RealClearScience’ın işaret ettiği gibi , tespit edilen tümörlerin sayısı istatistiksel olarak tesadüfen meydana gelebilecek kadar azdı (sadece erkek deneklerde tespit edildiğinden daha olası olabilir). Dahası, RFR‘a maruz kalınma seviyesi ve süresi, herhangi bir gerçek insanın maruz kalabileceğinden çok daha fazlaydı.
Gelişen Teknolojilerin Halk Sağlına Etkisi Nedir?
Devam eden çalışmalar bir yana, 5G geliyor ve belirtildiği gibi bu yeni teknoloji hakkında endişeler var.
Novella’nın işaret ettiği gibi, “Hala ışıktan daha az güç ve frekanstan bahsediyoruz. Güneşe çıkıyorsunuz ve bu 5G hücre kulelerinden çok daha büyük olan elektromanyetik radyasyonda banyo yapıyorsunuz. ”
Tek başına 5G’nin daha yüksek sıklığının bir risk oluşturduğunu iddia etmek kolaydır. RadiationHealthRisks.com “1G, 2G, 3G ve 4G‘nin 1 ila 5 Gigahertz frekansı kullandığını gözlemleniyor. 5G, 24 ila 90 Gigahertz frekansı kullanır.
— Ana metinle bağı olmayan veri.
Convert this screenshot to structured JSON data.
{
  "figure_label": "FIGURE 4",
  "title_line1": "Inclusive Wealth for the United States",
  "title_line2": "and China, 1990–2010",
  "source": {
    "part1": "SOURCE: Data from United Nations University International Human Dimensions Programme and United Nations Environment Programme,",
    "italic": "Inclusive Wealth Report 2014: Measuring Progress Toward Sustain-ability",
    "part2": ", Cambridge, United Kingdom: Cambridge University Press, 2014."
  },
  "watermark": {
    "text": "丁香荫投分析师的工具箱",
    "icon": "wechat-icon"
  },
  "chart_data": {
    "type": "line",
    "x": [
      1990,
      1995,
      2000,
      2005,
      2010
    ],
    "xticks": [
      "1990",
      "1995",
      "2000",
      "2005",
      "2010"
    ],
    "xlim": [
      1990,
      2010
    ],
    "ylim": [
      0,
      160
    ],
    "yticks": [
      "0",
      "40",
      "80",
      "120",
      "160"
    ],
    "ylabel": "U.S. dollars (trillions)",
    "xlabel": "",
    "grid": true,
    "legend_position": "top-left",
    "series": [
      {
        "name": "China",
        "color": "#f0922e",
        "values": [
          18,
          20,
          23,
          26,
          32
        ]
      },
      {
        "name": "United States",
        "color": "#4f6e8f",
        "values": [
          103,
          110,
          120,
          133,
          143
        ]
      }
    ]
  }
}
Elektromanyetik spektrumun RF Radyasyon bölümünde, frekans ne kadar yüksek olursa, canlı organizmalar için o kadar tehlikeli olduğunu unutulmamalıdır.”diyor.
FCC(Spektrumun kamusal kullanım için lisanslanma sorumlusu)’de bir iletişim görevlisi olan Neil Derek Grace, “5G için, ticari kablosuz vericilerden gelen sinyaller genellikle halka açık herhangi bir yerde, RF maruz kalma sınırlarının çok altında” olduğunu idda ediyor.
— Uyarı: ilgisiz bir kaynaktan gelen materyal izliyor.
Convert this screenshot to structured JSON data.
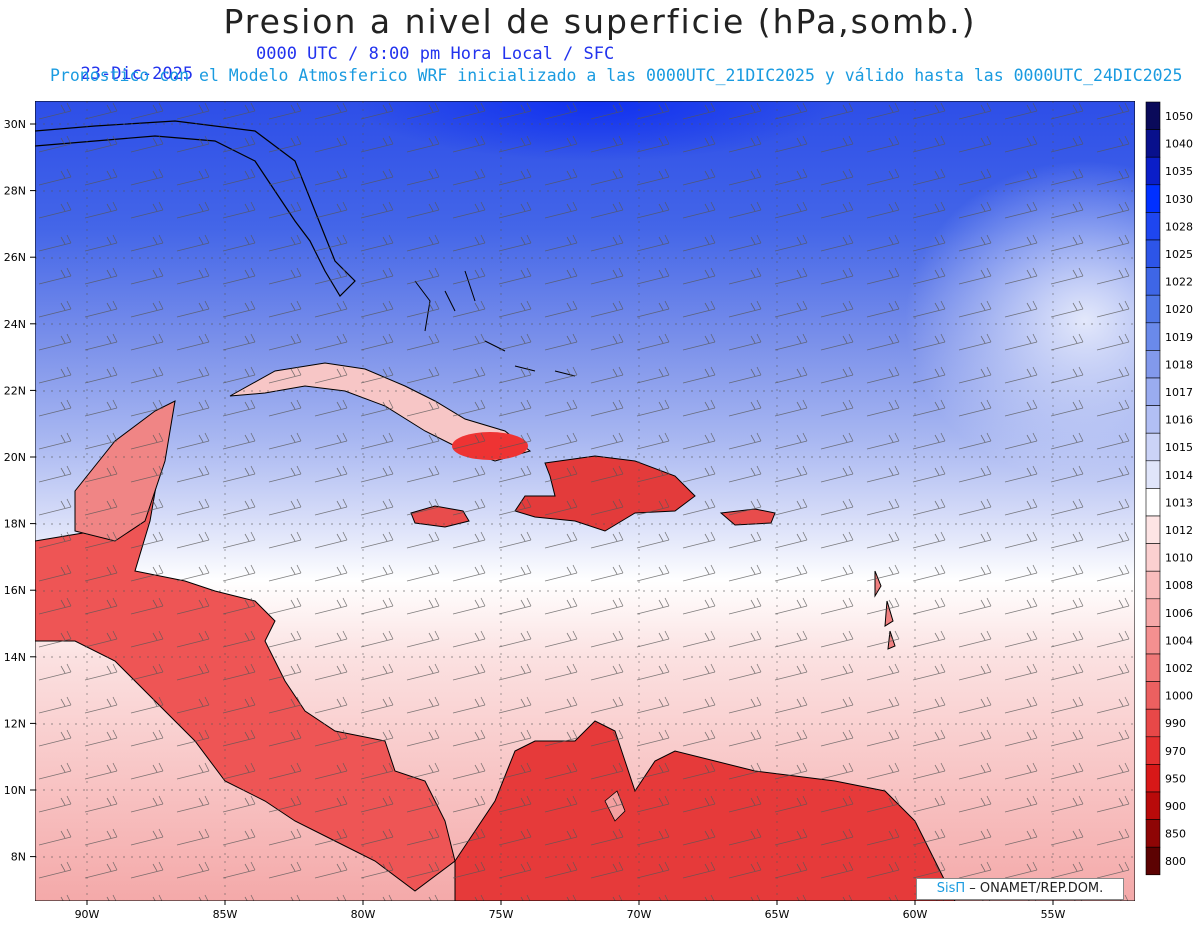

Bilim adamları, teknoloji geliştikçe, her gün kullandığımız teknolojinin güvende olduğundan emin olmak için yeni testler yapmaya devam edecekler. Yakın zamanda, Şubat ayında, ABD Senatörü Richard Blumenthal , FCC ve FDA’yı 5G’nin potansiyel riskleri hakkında yetersiz araştırma için eleştirdi . “NTP çalışmasının gösterdiği gibi, radyasyon riskleri ile ilgili araştırmalar zordur ve genellikle sonuçsuzdur, yani gerçek bir ilerleme kaydedilmesi uzun zaman alabilir.”dedi.
Ancak şimdilik, 5G ağları hakkında bildiklerimiz bizlere telaşlanmak için bir neden olmadığını gösteriyor. Sonuçta, her gün önemli ölçüde daha yüksek ölçülebilir bir riskle kullandığımız teknolojiler var.